The incident occurred on 7 December at Rabin Medical Center in Petah Tikva, Israel, and involved a Philips machine, stated articles published in the Jerusalem Post and the Times of Israel. An investigation is now underway, and the Health Ministry has reportedly ordered a halt to all catheterization procedures at the facility.
The Rabin Medical Center has a capacity of 1,300 beds and is the largest transplant center in Israel. Photo courtesy of Wikimedia Commons.
This is the first such incident that has taken place in the Rabin Medical Center, hospital management said in a statement. The x-ray system passed its routine maintenance test one week prior to the incident, and around 4,000 procedures are conducted every year using the system, noted the Jerusalem Post.
"The medical team is upset and shocked from the severe and rare incident, and is trying to digest and recover from it," read the statement, adding that the patient's family had been updated "with full transparency."
Moments of critical danger
When a breakdown occurs during a diagnostic examination, it is not usually a major problem, but when it occurs during an intervention, "you are suddenly blind," said Prof. Afshin Gangi, PhD, chair of radiology and nuclear medicine at Strasbourg University Hospital, France, and immediate past president of the Cardiovascular and Interventional Radiological Society of Europe.
"And if you are at a critical moment, it can be extremely delicate," he told AuntMinnieEurope.com. "It is very, very rare. In this case, maybe the machine broke down at a decisive moment, like stent opening or glue injection."
Daily checks on machines are crucial, but something may still go wrong, says Prof. Afshin Gangi. Photo courtesy of Canon Medical Systems.
Regular maintenance of machines is vital to avoid this type of breakdown, according to Gangi. At Strasbourg, staff carry out a self-test every morning, when the machines are restarted.
"Despite this, you can never be sure," he noted. "It's like a car: Even a very well-maintained one may suddenly stop in the middle of a bend."
Failure of devices
Tables occasionally lock, the imaging goes off, or the C-arm won't move, Dr. Chris Hammond, a consultant vascular radiologist and the clinical director for radiology at Leeds Teaching Hospitals NHS Trust, U.K., told AuntMinnieEurope.com.
"Imaging devices do sometimes fail during a procedure, but rarely at a critical point, and usually a system reboot will restore imaging capacity. So all you lose is a few minutes. That is rarely dangerous," he added.
At Leeds, two interventional systems have an uninterruptible power supply, which consists of a large battery that allows them to continue working so that operators can get to a safe position. Regular maintenance contracts and error logging, medical physics checks, and the usual good governance are also essential, according to Hammond.
A breakdown during an interventional procedure is such a rare occurrence that it's often not listed as a risk on registers. Photo courtesy of imageBROKER/Alamy Stock Photo.

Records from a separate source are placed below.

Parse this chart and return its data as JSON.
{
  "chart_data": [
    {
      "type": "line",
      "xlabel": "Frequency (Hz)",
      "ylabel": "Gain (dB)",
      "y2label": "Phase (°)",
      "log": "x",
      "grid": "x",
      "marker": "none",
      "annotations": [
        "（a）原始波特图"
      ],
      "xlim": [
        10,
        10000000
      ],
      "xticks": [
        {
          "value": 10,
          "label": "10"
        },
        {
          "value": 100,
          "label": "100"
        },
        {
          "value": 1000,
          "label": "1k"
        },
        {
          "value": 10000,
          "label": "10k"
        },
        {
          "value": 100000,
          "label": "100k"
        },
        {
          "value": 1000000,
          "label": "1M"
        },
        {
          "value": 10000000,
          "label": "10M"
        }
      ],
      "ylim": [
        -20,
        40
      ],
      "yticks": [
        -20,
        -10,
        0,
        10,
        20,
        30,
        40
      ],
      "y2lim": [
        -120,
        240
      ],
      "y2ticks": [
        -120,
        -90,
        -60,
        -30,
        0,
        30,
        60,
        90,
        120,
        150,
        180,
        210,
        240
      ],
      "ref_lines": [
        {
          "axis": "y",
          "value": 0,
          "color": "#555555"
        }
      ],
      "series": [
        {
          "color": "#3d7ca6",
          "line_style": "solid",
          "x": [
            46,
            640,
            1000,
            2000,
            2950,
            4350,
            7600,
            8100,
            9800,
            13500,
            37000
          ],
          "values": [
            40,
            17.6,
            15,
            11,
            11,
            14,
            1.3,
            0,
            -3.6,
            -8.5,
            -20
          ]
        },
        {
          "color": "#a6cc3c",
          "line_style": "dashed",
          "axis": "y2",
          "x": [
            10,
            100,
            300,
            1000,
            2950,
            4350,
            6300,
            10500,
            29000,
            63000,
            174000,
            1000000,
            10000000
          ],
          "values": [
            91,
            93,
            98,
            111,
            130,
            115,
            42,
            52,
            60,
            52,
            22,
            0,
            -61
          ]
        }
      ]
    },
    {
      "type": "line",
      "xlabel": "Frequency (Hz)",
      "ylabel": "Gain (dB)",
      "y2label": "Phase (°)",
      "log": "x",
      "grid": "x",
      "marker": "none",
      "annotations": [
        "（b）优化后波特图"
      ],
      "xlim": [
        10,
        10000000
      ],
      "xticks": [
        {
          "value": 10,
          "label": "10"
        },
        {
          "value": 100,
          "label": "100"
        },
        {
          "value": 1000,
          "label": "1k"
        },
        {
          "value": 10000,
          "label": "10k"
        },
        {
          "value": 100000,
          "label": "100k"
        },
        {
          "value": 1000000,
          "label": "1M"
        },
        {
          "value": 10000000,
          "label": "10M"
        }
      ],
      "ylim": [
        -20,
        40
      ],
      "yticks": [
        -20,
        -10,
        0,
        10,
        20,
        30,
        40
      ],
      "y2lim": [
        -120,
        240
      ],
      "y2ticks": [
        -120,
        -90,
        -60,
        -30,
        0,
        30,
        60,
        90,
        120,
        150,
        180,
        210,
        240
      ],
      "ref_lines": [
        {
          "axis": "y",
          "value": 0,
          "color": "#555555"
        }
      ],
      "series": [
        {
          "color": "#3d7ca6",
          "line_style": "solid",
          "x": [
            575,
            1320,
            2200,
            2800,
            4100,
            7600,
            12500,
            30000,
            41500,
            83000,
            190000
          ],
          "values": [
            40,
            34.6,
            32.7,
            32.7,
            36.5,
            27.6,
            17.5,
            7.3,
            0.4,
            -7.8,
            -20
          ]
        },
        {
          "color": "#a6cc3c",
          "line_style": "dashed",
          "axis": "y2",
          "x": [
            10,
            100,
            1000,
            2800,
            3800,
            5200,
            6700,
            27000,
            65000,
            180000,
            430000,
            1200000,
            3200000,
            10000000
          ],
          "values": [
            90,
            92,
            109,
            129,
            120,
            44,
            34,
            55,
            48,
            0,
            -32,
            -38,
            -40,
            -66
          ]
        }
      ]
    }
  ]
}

"We do have business continuity plans, but by far the biggest risks in imaging departments are capacity versus demand (and delays to diagnosis) or operational risks due to IT or networking infrastructure failure," he said. "Direct patient harm due to device or system failure is very rare, thankfully."
Most modern systems have some kind of backup system with minimum functionality -- like booting a PC in "safe mode" -- to at least allow operators to recover the situation sufficiently to minimize the risk to the patient, even if there is an error that means all the system's functions are not working.
In case of a power failure, hospitals usually have a set of circuits supplying critical infrastructure (like scanners, angio machines, intensive care unit and operating theater equipment, some lifts, some air conditioning, etc.) that can be powered by a backup power supply, like a generator onsite.